The weeklong special drive against militants ended yesterday with 17 suspected militants being arrested in the last 24 hours of the countrywide crackdown.
The home minister and inspector general of police term the drive successful as the police headquarters say it led to arrest of 194 suspected militants.
But former police chief Nur Mohammad thinks such a crackdown fails to yield any good result and causes harassment of innocents.
The police headquarters launched the drive days after Mahmuda Khanam, wife of Superintendent of Police Babul Akter, was hacked and shot to death in Chittagong.
On the first day of the crackdown on June 10, Nityaranjan Pandey, a 60-year-old volunteer of a Hindu monastery, was killed in Pabna.
On Wednesday, Hindu college teacher Ripon Chakrabarty was hacked inside his home in Madaripur.
Referring to media reports, ex-IGP Nur Mohammad yesterday said only a small number of the persons arrested in the special drive are criminals.
“Police should do groundwork and investigation before launching a special drive. You can't just arrest whoever you want. But unfortunately this is happening as we have failed to ensure accountability of police,” Nur Mohammad told this newspaper.
“When you are arresting someone on suspicion you should say why you are suspecting the person. Who takes the responsibility when thousands of people are arrested without specific charges and suffer?”
One good thing about such crackdowns is that the perpetrators remain on the run and their activities come to a halt, Nur Mohammad said.

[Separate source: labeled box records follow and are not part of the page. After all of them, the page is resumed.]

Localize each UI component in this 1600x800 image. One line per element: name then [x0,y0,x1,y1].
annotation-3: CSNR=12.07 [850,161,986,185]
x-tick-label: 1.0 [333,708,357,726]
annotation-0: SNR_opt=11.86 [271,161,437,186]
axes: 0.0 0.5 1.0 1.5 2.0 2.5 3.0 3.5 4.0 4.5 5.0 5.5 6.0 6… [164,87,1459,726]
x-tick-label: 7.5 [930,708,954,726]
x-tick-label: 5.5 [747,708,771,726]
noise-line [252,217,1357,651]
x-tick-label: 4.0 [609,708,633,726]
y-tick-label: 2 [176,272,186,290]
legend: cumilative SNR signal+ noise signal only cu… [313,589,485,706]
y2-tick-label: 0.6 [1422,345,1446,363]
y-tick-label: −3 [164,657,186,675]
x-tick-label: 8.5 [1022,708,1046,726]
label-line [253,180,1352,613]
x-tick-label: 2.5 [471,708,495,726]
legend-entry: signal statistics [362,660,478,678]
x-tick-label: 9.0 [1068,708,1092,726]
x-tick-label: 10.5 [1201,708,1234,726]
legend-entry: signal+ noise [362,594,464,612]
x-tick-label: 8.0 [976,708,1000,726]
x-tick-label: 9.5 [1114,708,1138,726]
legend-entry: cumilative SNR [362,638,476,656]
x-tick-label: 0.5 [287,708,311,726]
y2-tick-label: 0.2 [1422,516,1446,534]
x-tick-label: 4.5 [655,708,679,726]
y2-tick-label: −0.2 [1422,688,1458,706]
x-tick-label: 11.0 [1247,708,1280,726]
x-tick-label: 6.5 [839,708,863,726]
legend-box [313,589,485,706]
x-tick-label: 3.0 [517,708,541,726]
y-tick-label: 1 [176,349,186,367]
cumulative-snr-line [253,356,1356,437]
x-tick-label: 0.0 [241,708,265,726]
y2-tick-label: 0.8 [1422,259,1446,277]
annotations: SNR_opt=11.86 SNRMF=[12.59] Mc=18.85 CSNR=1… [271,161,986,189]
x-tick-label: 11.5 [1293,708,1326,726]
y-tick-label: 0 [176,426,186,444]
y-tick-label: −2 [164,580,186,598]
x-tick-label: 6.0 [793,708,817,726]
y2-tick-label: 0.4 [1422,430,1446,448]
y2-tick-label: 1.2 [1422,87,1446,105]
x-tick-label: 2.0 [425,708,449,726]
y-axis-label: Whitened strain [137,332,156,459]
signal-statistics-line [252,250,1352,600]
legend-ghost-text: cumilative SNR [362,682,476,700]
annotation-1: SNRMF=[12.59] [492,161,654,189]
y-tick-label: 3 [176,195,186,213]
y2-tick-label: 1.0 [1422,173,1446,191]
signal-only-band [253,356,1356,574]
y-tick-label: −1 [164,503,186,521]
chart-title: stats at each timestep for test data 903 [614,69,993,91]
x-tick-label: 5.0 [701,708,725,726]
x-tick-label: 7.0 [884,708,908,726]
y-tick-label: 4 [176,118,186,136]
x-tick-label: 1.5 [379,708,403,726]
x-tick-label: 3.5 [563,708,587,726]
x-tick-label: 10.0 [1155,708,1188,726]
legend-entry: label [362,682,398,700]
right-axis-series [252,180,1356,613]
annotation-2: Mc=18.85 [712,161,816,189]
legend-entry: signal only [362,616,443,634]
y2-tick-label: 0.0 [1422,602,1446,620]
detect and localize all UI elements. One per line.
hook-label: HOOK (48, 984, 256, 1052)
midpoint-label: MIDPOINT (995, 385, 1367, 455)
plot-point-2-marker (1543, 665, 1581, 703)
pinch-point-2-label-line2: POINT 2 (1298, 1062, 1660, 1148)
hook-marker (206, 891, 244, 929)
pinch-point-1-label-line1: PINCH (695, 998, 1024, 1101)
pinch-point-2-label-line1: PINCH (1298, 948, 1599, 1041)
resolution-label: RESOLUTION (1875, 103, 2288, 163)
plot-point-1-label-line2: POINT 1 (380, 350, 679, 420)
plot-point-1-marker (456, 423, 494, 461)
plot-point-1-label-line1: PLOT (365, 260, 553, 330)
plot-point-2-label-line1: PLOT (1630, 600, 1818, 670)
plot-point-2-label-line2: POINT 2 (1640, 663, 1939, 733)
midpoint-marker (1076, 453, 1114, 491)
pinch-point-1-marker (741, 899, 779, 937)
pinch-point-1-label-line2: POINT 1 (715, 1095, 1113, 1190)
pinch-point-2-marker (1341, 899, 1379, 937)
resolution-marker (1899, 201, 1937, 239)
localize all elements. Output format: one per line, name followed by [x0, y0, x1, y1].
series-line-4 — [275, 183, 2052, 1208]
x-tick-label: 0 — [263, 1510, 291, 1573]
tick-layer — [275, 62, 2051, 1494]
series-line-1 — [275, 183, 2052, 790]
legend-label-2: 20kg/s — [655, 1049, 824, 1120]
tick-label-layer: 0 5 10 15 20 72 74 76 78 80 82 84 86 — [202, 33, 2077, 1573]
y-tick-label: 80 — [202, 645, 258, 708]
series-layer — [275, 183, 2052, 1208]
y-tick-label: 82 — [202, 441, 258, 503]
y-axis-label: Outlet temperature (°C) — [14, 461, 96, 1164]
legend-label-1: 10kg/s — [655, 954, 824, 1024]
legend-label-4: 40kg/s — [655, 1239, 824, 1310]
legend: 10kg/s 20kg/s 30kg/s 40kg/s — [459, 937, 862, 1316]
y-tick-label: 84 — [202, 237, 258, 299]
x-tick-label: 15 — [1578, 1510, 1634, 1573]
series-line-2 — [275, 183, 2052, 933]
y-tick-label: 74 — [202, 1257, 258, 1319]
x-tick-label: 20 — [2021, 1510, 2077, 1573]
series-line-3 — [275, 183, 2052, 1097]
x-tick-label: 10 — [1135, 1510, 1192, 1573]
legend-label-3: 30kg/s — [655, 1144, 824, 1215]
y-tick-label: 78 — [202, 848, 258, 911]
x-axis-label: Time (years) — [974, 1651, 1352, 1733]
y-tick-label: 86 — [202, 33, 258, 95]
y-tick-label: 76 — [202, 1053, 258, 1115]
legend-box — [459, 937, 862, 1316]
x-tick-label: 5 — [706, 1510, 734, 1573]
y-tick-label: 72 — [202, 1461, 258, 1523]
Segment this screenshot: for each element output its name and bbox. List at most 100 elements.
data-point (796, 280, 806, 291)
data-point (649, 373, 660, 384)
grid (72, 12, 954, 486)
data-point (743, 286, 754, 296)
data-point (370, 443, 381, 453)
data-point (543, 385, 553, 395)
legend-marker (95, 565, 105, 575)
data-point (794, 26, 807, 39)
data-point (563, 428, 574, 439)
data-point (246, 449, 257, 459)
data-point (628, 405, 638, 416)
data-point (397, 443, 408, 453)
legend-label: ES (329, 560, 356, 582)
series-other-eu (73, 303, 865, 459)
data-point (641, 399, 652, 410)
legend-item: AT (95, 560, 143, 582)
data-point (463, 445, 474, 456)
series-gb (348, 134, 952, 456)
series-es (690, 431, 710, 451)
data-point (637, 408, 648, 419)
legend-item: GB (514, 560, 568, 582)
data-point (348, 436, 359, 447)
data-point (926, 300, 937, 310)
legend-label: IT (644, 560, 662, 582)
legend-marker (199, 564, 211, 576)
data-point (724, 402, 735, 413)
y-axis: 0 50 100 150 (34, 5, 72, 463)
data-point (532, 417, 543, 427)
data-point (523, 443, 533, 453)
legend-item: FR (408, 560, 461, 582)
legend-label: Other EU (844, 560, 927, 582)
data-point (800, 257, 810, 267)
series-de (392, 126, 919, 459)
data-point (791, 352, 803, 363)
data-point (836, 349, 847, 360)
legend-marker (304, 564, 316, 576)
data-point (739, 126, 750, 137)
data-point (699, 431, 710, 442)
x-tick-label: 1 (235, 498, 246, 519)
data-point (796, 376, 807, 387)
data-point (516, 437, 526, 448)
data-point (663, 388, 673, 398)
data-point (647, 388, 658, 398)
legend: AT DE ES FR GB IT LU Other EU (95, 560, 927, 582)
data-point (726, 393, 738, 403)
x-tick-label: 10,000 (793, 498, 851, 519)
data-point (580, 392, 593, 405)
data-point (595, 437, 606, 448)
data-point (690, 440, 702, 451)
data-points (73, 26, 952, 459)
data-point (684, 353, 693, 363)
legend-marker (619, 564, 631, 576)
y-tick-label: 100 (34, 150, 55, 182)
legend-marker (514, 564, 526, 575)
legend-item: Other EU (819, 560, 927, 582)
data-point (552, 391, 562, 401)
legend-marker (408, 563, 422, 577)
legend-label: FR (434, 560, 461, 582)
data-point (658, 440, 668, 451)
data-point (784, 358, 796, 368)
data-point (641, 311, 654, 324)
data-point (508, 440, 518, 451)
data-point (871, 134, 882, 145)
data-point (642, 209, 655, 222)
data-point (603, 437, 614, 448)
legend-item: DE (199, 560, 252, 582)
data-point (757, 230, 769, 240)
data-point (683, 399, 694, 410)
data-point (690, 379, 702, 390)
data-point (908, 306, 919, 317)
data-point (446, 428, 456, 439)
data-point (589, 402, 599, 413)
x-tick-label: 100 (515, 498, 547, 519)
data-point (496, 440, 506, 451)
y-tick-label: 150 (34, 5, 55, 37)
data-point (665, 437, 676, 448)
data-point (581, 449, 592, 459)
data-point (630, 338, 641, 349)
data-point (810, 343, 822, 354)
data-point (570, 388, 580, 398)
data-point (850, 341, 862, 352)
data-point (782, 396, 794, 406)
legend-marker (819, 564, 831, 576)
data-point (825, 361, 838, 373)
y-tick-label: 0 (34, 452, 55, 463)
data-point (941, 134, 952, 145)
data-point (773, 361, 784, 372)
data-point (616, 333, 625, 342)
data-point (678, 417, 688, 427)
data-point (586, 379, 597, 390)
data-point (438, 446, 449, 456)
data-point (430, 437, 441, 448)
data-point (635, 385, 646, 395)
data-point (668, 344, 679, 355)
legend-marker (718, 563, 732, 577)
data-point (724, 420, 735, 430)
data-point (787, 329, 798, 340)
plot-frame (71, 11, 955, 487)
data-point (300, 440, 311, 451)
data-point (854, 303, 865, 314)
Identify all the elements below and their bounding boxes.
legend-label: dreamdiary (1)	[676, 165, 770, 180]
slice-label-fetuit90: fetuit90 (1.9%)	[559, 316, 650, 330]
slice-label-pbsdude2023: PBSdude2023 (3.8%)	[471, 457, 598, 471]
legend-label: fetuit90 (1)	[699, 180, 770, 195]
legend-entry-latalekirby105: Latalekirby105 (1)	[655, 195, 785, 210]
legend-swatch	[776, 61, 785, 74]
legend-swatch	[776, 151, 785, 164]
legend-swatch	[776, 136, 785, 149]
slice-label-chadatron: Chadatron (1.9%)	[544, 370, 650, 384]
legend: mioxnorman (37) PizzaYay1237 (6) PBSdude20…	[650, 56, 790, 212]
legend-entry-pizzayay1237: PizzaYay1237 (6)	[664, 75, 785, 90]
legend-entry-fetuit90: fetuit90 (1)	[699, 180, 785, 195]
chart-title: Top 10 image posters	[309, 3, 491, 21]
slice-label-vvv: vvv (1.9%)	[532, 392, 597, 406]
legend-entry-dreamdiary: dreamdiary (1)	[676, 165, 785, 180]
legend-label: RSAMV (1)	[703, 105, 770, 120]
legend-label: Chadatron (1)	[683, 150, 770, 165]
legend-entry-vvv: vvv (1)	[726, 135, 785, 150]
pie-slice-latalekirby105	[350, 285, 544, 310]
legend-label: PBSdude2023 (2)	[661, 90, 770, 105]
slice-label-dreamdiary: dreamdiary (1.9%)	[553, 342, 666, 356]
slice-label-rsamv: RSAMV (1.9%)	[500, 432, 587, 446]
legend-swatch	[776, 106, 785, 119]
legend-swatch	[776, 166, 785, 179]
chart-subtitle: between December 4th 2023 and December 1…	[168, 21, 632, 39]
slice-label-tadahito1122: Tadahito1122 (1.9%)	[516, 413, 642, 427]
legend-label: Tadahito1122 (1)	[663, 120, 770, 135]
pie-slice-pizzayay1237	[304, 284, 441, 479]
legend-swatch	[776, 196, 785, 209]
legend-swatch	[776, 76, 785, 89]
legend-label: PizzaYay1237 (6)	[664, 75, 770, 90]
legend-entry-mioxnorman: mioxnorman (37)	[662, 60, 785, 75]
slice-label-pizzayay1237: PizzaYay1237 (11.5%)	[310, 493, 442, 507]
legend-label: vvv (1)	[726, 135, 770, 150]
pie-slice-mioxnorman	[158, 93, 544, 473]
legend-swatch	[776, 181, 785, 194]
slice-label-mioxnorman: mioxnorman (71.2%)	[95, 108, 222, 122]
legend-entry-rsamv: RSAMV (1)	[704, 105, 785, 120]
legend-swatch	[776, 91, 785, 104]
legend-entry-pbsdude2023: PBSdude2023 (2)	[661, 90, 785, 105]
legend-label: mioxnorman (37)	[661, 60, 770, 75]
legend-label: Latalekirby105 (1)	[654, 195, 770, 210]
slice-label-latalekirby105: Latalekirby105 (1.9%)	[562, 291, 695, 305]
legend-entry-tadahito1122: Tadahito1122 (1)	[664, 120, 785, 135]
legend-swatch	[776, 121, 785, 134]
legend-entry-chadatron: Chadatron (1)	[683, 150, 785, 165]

As a result, he added, law and order improves.
He further said lack of training, expertise and professionalism are also to blame for the failure of the drive against militancy.
Terming the recent targeted killings a new trend, he hoped police would put all their strength to stop the attacks.
Since the beginning of the drive on June 10 till Wednesday, 11,684 people, including 166 suspected militants, were arrested, according to a statement of police headquarters.
The police headquarters on Wednesday also said that “another special drive” to arrest wanted accused and arms and narcotics traders and users began on June 6 and ended on June 13. Police never had informed the media about this “another special drive” before.
There are reports of some errant cops being indulged in “arrest trade” in the name of the special crackdown. Some have allegedly released arrestees taking money from families.
About the anti-militancy drive, home Minister Asaduzzaman Khan Kamal said it was meant to stop targeted killings.
“The drive is one of the means to stop targeted killing. We have arrested wanted accused, suspects and some identified militants,” the home boss told reporters at his residence in the capital.
He added, the process to arrest them began long ago and “We have been successful.”
Inspector General of Police AKM Shahidul Hoque said they had launched a drive against wanted accused, arms and drug dealers and all other criminals ahead of Eid like every year.
“Then in the wake of some incidents involving militants in Chittagong, Natore and Jhenidah, we launched another crackdown targeting homegrown militants,” he told BBC Bangla Service yesterday.
Replying to a query, the IGP said the arrestees include those who were directly involved in different banned militant organisations.
The number of arrested militants in the weeklong drive is big, he added.
He thinks the homegrown militants are not that much organised. “I don't think they will be able to carry out any massive attacks.”
“We have not found the organisations or who are leading the groups,” he said, adding that it's no big challenge.
The IGP also said not even 20 percent of the total militants arrested so far are from madrasas. They want to establish caliphate but some of the arrestees do not have a minimum knowledge about it, he added.